La propriété est une vertu inattaquable pour celui qui est propriétaire. Ou celui qui espère le devenir. Et pour ceux qui se sont laissé faire accroire qu’il en allait ainsi du fait « de l’ordre du monde », de la nature des choses. « La volonté de Dieu », dans les sociétés encore inféodées à des croyances surnaturelles. Le « mérite », dans un système républicain,où cet équivalent « moderne » de la « vertu » désigne un surcroît d’efforts ou « d’intelligence », tous ces termes hasardeux faisant eux-mêmes l’objet des définitions les plus opportunistes, avec la caution des prêtres du moment, qu’ils portent robe ou blouse blanche.
Pour l’avantage le plus exorbitant, il s’agit toujours de cautionner une « raison », une explication quelle qu’elle soit : de convaincre.

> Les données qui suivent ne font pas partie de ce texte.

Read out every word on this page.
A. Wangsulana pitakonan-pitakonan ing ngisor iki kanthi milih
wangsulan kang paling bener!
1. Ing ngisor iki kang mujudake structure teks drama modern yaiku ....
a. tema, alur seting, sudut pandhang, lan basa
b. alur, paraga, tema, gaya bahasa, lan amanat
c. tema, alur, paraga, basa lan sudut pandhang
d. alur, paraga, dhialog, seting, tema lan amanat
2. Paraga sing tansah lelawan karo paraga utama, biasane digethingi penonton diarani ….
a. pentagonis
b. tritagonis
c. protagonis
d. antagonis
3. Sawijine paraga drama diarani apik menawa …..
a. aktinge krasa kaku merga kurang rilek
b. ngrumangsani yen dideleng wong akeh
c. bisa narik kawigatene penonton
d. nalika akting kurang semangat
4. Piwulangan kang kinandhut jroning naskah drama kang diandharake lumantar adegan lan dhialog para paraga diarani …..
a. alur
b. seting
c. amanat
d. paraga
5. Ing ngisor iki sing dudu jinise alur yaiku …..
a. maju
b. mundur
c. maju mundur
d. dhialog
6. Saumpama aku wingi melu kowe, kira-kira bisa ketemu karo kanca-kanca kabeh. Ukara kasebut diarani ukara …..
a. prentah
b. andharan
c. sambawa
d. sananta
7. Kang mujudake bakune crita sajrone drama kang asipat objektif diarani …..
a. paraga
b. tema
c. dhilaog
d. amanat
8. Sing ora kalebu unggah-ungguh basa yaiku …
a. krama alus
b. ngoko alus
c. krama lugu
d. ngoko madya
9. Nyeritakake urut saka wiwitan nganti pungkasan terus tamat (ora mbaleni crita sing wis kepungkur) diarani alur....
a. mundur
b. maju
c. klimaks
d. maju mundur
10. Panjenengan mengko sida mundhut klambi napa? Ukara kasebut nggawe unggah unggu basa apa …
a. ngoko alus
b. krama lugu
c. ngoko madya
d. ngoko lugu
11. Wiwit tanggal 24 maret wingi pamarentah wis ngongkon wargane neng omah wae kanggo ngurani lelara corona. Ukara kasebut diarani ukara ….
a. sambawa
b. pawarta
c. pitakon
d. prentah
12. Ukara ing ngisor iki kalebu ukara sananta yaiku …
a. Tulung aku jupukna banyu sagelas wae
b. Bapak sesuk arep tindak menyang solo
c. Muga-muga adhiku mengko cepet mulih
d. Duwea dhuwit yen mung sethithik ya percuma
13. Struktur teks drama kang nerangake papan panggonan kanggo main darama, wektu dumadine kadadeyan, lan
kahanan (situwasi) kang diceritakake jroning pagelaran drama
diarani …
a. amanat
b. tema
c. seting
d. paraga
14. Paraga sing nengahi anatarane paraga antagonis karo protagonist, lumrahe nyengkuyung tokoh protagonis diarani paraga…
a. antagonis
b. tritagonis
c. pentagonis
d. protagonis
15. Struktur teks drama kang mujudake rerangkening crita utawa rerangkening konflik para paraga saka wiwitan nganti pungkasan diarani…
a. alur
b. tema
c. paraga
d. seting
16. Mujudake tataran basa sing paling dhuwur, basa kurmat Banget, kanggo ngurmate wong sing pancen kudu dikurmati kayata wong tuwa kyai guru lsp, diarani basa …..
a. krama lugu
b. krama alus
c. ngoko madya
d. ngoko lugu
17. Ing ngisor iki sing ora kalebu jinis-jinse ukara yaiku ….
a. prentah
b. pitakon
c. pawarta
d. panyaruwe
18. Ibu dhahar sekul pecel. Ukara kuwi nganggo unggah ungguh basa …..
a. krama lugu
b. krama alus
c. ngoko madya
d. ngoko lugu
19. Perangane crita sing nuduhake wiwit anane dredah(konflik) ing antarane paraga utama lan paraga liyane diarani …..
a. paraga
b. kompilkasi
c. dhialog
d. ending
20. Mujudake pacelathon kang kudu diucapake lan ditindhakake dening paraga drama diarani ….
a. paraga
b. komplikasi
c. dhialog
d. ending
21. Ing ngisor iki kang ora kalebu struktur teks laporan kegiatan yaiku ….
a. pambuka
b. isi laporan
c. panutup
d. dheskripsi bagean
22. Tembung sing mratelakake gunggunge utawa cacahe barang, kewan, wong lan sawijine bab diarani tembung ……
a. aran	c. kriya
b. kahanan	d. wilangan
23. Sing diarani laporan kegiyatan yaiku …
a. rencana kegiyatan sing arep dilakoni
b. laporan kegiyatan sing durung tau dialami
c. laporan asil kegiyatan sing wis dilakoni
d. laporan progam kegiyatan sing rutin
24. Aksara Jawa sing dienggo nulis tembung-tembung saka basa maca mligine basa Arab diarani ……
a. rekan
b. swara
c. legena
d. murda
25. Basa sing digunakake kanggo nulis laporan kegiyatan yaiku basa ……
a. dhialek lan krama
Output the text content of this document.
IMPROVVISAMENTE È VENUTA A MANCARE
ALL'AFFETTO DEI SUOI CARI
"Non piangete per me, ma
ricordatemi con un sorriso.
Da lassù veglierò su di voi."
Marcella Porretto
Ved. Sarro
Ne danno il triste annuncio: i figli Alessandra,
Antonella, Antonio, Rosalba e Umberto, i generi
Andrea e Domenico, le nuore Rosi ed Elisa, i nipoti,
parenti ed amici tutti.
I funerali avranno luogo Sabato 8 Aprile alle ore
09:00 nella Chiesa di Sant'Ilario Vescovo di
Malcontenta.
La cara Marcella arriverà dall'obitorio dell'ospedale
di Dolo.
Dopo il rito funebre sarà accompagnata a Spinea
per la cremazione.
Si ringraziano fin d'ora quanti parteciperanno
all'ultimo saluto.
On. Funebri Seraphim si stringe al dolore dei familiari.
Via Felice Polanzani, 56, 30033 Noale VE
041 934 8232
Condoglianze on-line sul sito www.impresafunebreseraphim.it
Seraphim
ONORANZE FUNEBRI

La morale est fonctionnelle (c’est pourquoi on ne peut se contenter de la « supprimer » comme une simple anomalie de l’histoire, comme l’ont pensé un peu vite certains mouvements contestataires, libertaires notamment : ils ont subi le « retour de bâton » d’une morale « niée » mais reconstituée sous une forme nouvelle, d’autant plus virulente et pernicieuse que déniée. L’inverse d’une morale n’est pas une absence de morale). Dans la compétition générale que se livrent les êtres, pour la survie, l’accès aux moyens de subsistance et de plaisir, l’édiction d’un code moral (formalisé le plus souvent en code religieux et code légal – mais qui peut exister sans, et à côté, de ces formes explicites) permet d’instituer un ordre, une continuité : « une fois pour toutes », et « pour tout le monde » (tout un groupe, régional ou social), une cartographie des comportements et des pensées sur lesquels, ou d’après lesquels fixer les miens. Plus facile et rapide que d’avoir à chaque fois, pour chaque situation, et à chaque relation, fixer des règles du jeu, convenir de ce qui sera apprécié ou refusé. Ainsi du « Tu ne tueras point », idéal peu compatible avec la réalité conflictuelle, et souvent borné au groupe qui l’énonce : aux « semblables ».
Une « morale » est un système fixe de valeurs binaires (permis/interdit) qui s’impose au comportement de chacun à l’intérieur de tout un groupe.
On voit ce qu’un tel système a de rassurant, de facilitant. Il réduit les conflits, une fois admis ce qui est possible et ce qui ne l’est pas.
Il définit à combien de nourriture j’ai droit. A combien de femmes, selon la norme instituée, polygamie illimitée, ou réduite à quatre (pourquoi quatre ? A partir de cinq on tombe dans l’abomination ?), ou monogamie stricte (mais amendée par de multiples « arrangements », adultère plus ou moins dissimulé, Favorite des rois Très Chrétiens, mariage temporaire pour la « pieuse » Arabie Saoudite, légitimation et légalisation de la prostitution). Le fait que je doive, ou pas, fournir un travail pour accéder à la nourriture et aux autres biens ; combien d’heures, et le taux de rémunération de ces heures …
Peu de gens doutent aujourd'hui qu’il soit « moral » (juste, et donc acceptable) qu’un médecin gagne beaucoup plus qu’une infirmière, un ingénieur qu’une femme de ménage (la fameuse question du « mérite » : ils l’ont gagné !), sans qu’on sache très bien pourquoi le temps passé par l’un ne vaut pas celui de l’autre, ni en quoi des années « d’études » justifierait un taux horaire supérieur … « Il va de soi » que l’universitaire doit gagner plus que l’instit : pour l’universitaire, qui n’a pas à culpabiliser de son apanage, et pour l’instit (la femme de ménage, etc), à qui on a fait croire qu’il était « logique » et « juste » qu’il en aille ainsi. Qu’il n’y avait pas lieu de se révolter. Tout au plus, certains trouvent « abusifs » les salaires mirobolants de certaines vedettes sportives, ou les revenus de certains grands patrons … Ce n’est pas la différence, qui est perçue comme contestable, choquante, mais l’intensité de cette différence. On comprend que chacun trouve moral ce qui l’arrange.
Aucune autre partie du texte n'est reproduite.